With a production team finally in place, the budget got bumped to more than $140 million and personality conflicts seemed to vanish. (They would resurface later in the editing room, when Parkes and Silberling crossed swords over whether certain shots should be cut.) Early on, all was well, except for the fact that Daniel Handler, although a best-selling author, was new to the screenwriting game, and had slaved over eight drafts of a screenplay that nobody liked. "Oddly, the draft I read seemed to violate the spirit of the books," Silberling says. "I assume he had been steered that way, but it felt really... shticky. Big and loud and shticky." Handler kind of liked it, of course. "But I wasn't sure I was up for another round of rewrites." Pause. "Neither were the new producers and the director." So Lemony's script got the ax. Ironically, the finished movie has heartwarming touches that may surprise fans.
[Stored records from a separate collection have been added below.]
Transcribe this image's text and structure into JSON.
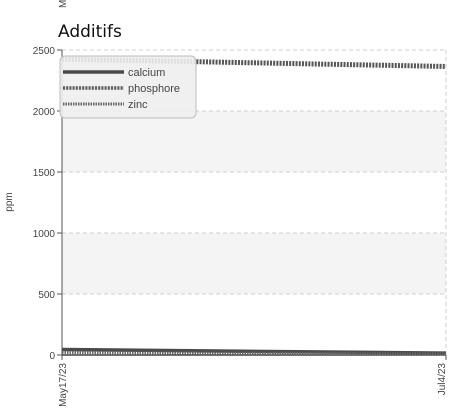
{
  "chart_data": {
    "type": "line",
    "title": "Additifs",
    "ylabel": "ppm",
    "xlabel": "",
    "x": [
      "May17/23",
      "Jul4/23"
    ],
    "ylim": [
      0,
      2500
    ],
    "yticks": [
      0,
      500,
      1000,
      1500,
      2000,
      2500
    ],
    "grid": true,
    "legend": "top-left",
    "series": [
      {
        "name": "calcium",
        "values": [
          45,
          15
        ],
        "color": "#4a4a4a",
        "style": "solid"
      },
      {
        "name": "phosphore",
        "values": [
          2425,
          2365
        ],
        "color": "#555555",
        "style": "dashed-thick"
      },
      {
        "name": "zinc",
        "values": [
          20,
          8
        ],
        "color": "#666666",
        "style": "dashed-thin"
      }
    ]
  }
}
Although some marvelously horrid things happened during shooting--Silberling had to fire the adorable triplets who were playing the baby orphan Sunny Baudelaire, for instance--the movie itself, we're sorry to inform you, is pretty charming. Audiences may like it more than critics, but everyone should agree it's one of the most wickedly stylish movies of the year. "We sort of called the look Dickensian New England," says Silberling of the twisted world created by production designer--and longtime Tim Burton collaborator--Rick Heinrichs. It was the perfect environment for Carrey to ham it up as Olaf, playing the count as he donned ever stranger disguises. "The makeup and hair guys were just amazing," says Carrey. Studio executives had worried that their star wasn't recognizable under all that hair and rubber. "Everybody's like, 'Oh, gosh! It doesn't look like Jim'," says Carrey, who heard the same thing when he played the Grinch. "But it's not going to matter if I have three inches of latex on my face. I will figure out a way to get through it." Of course, that still doesn't answer the question of how Carrey creates these bizarre characters. "Well, they tell me it has something to do with serotonin levels," Carrey says. "Fortunately, they've been up for a while." Don't you hate a happy ending?